Hier und da ist eine rote Karte in den Händen zu sehen, auf der "Stop" steht. "Wenn Sie etwas nicht verstehen oder nicht mehr mitkommen, halten Sie diese bitte hoch", hatte Tiede den ZuhörerInnen bei der Einführung erklärt. Die drei Politiker reden langsam und deutlich, bemüht, sich inhaltlich einfach und verständlich auszudrücken. Das Publikum hört konzentriert zu. Über 500 Menschen mit Assistenzbedarf leben in Hildesheimer Wohnangeboten der Diakonie Himmelsthür, rund 200 von ihnen sind wahlberechtigt.

Die PolitikerInnen präsentieren sich gut vorbereitet auf die Fragen aus dem Publikum. In den Wochen zuvor wurden zwölf Fragen intern gesammelt und vom Bewohnerbeirat vorbereitet. Nun haben einige aus dem Publikum Karten in der Hand, die Frage steht in großer Schrift darauf. Der Reihe nach werden sie vorgelesen, begleitende MitarbeiterInnen assistieren einige Male und halten das Mikrofon, die Politiker beantworten jede Frage reihum.

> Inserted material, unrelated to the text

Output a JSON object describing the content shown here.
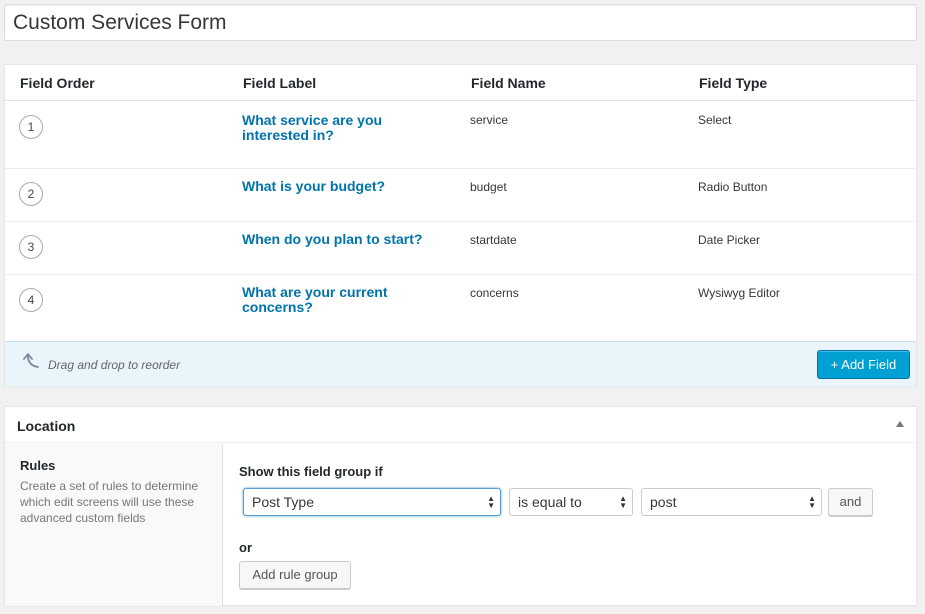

Die Themen drehen sich um den niedrigen Verdienst für Menschen mit Behinderung in den Werkstätten, ihre Arbeitsmarktchancen und die Betreuung. Sicherheit, Rechtsfragen und Barrierefreiheit werden ebenfalls angesprochen. Vieles betrifft den Alltag, zum Beispiel die Kosten für Busfahrten. Es geht aber auch um Grundsätzliches: "Wie wollen Sie erreichen, dass es mehr Frieden in der Welt gibt?" Oder: "Was wollen Sie zur Inklusion beitragen?" An einigen Stellen merkt man, wie schwierig die Antworten für die Kandidaten sind.

Bei der Frage  "Wie sollte das Betreuungsgesetz geändert werden, damit Menschen mit Behinderung mehr Selbstbestimmung haben?" gibt es im Publikum emotionale Reaktionen: "Oft werden uns bei rechtlicher Betreuung Steine in den Weg gelegt", sagt eine Frau laut. Auch fehlende Schulungen werden bemängelt. Selbständig sein sei sehr wichtig, sagt Rebuschat. Lynack möchte diese Botschaft gerne an die Menschen weitergeben, die in Berlin das Gesetz machen. Domning räumt ein, das Betreuungsgesetz sei ein weites und schwieriges Feld.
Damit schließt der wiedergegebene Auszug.